Nimmt man die Hinz’schen Maßstäbe zur Grundlage weiteren Handelns, werden Pferdesportler künftig erhebliche Probleme erhalten, denn die geforderten Flächen können platzmäßig nicht überall in gleichem Maße angeboten werden. Wobei jeder Fachkundige weiß, dass die vielen Reitvereine genauso wie die Vereine, die den unterschiedlichen Pferdesportverbänden angeschlossen sind, schon aus eigenem Interesse alles daransetzen, ihre Tiere in einem optimalen Zustand zu halten.

Bedeutung für die Region

Neben der Tradition des Pferdesports in Dillenburg und in der Region gibt es natürlich handfeste wirtschaftliche Argumente. Es geht um Arbeitsplätze, es geht um Ausbildungsplätze, um die Attraktivität des Standortes Dillenburg und der Region.
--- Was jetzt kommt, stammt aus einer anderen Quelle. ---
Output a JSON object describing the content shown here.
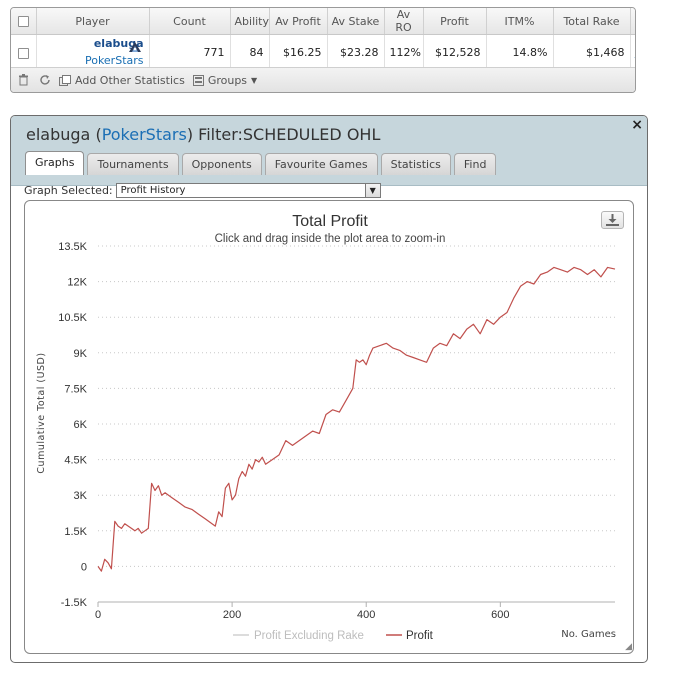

Es geht um Fremdenverkehr und Tourismus, um wirtschaftliche Überlegungen und auch um die Kooperation des Gestüts mit Vereinen, mit Schulen. Es geht um tiergestützte Pädagogik und Medizin. Kurzum, viele Argumente sprechen für den Erhalt.

Eine Region wehrt sich

Es sei für ihn sehr beeindruckend, so Irmer, dass es eine Petition gebe, mittlerweile von rund 50.000 Menschen in der Kürze der Zeit unterzeichnet, die sich für den Erhalt einsetzen, und zwar nicht nur aus der unmittelbaren Region, sondern auch darüber hinaus, dass es aktuell geschätzte 7000 oder mehr Unterschriften gebe, die sich für den Erhalt einsetzen, dass die Nachbarschaftsstädte und CDU-Verbände, ob in Herborn, Haiger, Sinn, sich ebenfalls klar für Dillenburg aussprechen und alle anderen sonstigen Konkurrenzgedanken hintenanstellen. Sein Dank gelte auch der besonders aktiven CDU in Dillenburg, aber auch der SPD vor Ort, die sich, ebenso wie die Dillenburger Grünen gegen die Schließung ausgesprochen haben. Er sei, so wie es auch Herborns Stadtverordnetenvorsteher Jörg Michael Müller bei der Demo ausgeführt habe, gegen die Schließung. Dies sei nicht nur ein kulturhistorischer Frevel und geschichtslos. Es sei auch schädlich für Stadt und Region. Daher erteile er entsprechenden Schließungsabsichten aus dem Hause Hinz eine klare und unmissverständliche Absage.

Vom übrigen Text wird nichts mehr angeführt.